Namibia has been given a year to resolve all findings in order to avoid a targeted Financial Action Task Force review. The country announced last month that it is making steady progress in addressing findings related to its Anti-Money Laundering and Combatting the Financing of Terrorism as well as the Proliferation Framework (AML/CFT/CPF) in order to maintain the integrity of the financial system.

This is according to Kristian Hamutenya, the Acting Director of Financial Intelligence Centre, who said added that Namibia underwent a second peer review which was aimed at assessing the country’s compliance with the United Nations Conventions.

“Following the review and adoption of the Mutual Evaluation Report, the country was given a year to close all findings in order to avoid a targeted FATF review. Namibia is going to great lengths to meet the deadlines in order to prevent the country being grey listed. Grey listing means that the FATF will closely monitor the country’s financial transactions with the rest of the world. When this occurs, the country’s financial system may suffer reputational harm, affecting foreign direct investments and capital flows, and increasing due diligence costs,” said Hamutenya.

Furthermore he said to effectively mitigate the risk of a targeted review, last year the cabinet approved a National Action Plan.

“This communication serves to invite inputs and contributions to the proposed Virtual Asset and Initial Token Offering Services Bill. If passed, this legal instrument will support the existing legislative framework, especially the FIA, in enhancing the supervision, licensing and monitoring of Virtual Assets Service Providers.
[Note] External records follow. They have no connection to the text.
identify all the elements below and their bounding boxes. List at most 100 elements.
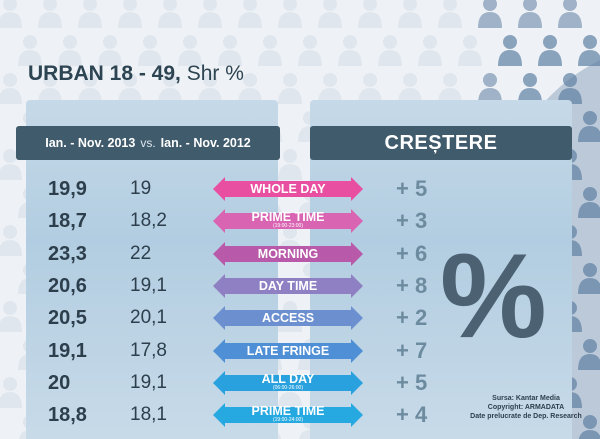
title-bold: URBAN 18 - 49,: [28, 62, 181, 85]
double-arrow-icon: [213, 403, 363, 428]
table-row: 19,9 19 WHOLE DAY + 5: [0, 173, 600, 205]
table-row: 23,3 22 MORNING + 6: [0, 238, 600, 270]
growth-value: + 7: [396, 337, 428, 363]
double-arrow-icon: [213, 209, 363, 234]
person-icon: [0, 301, 22, 332]
person-icon: [238, 0, 262, 28]
growth-value: + 5: [396, 369, 428, 395]
daypart-arrow: DAY TIME: [213, 273, 363, 298]
value-2013: 23,3: [48, 242, 87, 265]
person-icon: [578, 187, 600, 218]
value-2012: 19,1: [130, 274, 167, 296]
daypart-hours: (19:00-24:00): [272, 417, 304, 424]
person-icon: [58, 35, 82, 66]
table-row: 20,5 20,1 ACCESS + 2: [0, 302, 600, 334]
percent-symbol: %: [440, 229, 547, 363]
person-icon: [578, 111, 600, 142]
double-arrow-icon: [213, 177, 363, 201]
person-icon: [98, 35, 122, 66]
person-icon: [258, 35, 282, 66]
growth-value: + 4: [396, 402, 428, 428]
person-icon: [278, 0, 302, 28]
daypart-hours: (06:00-26:00): [272, 384, 304, 391]
person-icon: [0, 0, 22, 28]
processed-by-line: Date prelucrate de Dep. Research: [470, 413, 582, 420]
daypart-arrow: PRIME TIME (19:00-24:00): [213, 403, 363, 428]
person-icon: [158, 0, 182, 28]
title-rest: Shr %: [186, 62, 244, 85]
table-row: 19,1 17,8 LATE FRINGE + 7: [0, 335, 600, 367]
period-header: Ian. - Nov. 2013 vs. Ian. - Nov. 2012: [16, 126, 280, 160]
value-2012: 22: [130, 242, 152, 264]
person-icon: [578, 263, 600, 294]
daypart-label: MORNING: [257, 246, 319, 261]
growth-value: + 5: [396, 176, 428, 201]
daypart-label: ACCESS: [261, 311, 315, 326]
person-icon: [578, 339, 600, 370]
table-row: 18,7 18,2 PRIME TIME (19:00-23:00) + 3: [0, 205, 600, 237]
growth-value: + 2: [396, 305, 428, 331]
person-icon: [18, 35, 42, 66]
person-icon: [518, 0, 542, 28]
daypart-label: DAY TIME: [258, 278, 318, 293]
person-icon: [398, 0, 422, 28]
value-2012: 19: [130, 178, 152, 199]
value-2013: 18,8: [48, 404, 87, 427]
double-arrow-icon: [213, 370, 363, 395]
double-arrow-icon: [213, 273, 363, 298]
person-icon: [0, 73, 22, 104]
value-2013: 18,7: [48, 210, 87, 233]
daypart-arrow: ALL DAY (06:00-26:00): [213, 370, 363, 395]
table-row: 20,6 19,1 DAY TIME + 8: [0, 270, 600, 302]
growth-value: + 3: [396, 208, 428, 234]
copyright-line: Copyright: ARMADATA: [487, 404, 565, 411]
person-icon: [558, 0, 582, 28]
table-row: 20 19,1 ALL DAY (06:00-26:00) + 5: [0, 367, 600, 399]
period-2013-label: Ian. - Nov. 2013: [45, 136, 136, 150]
value-2012: 19,1: [130, 371, 167, 393]
daypart-arrow: PRIME TIME (19:00-23:00): [213, 209, 363, 234]
double-arrow-icon: [213, 306, 363, 331]
value-2013: 20,5: [48, 307, 87, 330]
source-line: Sursa: Kantar Media: [492, 395, 560, 402]
person-icon: [0, 225, 22, 256]
vs-label: vs.: [140, 136, 156, 150]
person-icon: [538, 35, 562, 66]
daypart-label: ALL DAY: [261, 371, 315, 386]
person-icon: [458, 35, 482, 66]
person-icon: [578, 35, 600, 66]
person-icon: [0, 149, 22, 180]
growth-value: + 6: [396, 240, 428, 266]
double-arrow-icon: [213, 241, 363, 266]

All regulated entities, regulatory and supervisory bodies, civil societies, the academia, public and private sector role players, key stakeholders and members of the wider public are again invited to provide inputs and comments to the proposed amendments,” he added.

Meanwhile, the Namibia Revenue Agency together with the Bank of Namibia are working together to introduce a web-based regulatory system to mitigate the illegal outflow of funds from Namibia.

In a media statement today, Namra Spokesperson Yarukeekuro Ndorokaze said the Trade Verification System (TVS) is aimed at reducing illicit financial outflows and it will be used as a monitoring capability to reconcile the cross border transfer of money,to the movement of goods in the country.

The system, he said will be implemented in October and will involve the introduction of a field for the traders to report the trade transactions in foreign currency. Traders will also be required to insert invoice numbers on NamRa clearance. For ease of trade facilitation, traders will be enabled to upload trade documents and storage on the ASYCUDA system so that they no longer need to present the same at the commercial banks for payment.

Ndorokaze said that the system will facilitate the ease of identifying potential perpetrators of illicit outflows by the regulators and provide this intelligence for further investigations and possible convictions. The system will furthermore improve the collection of taxes and levies related to import transactions.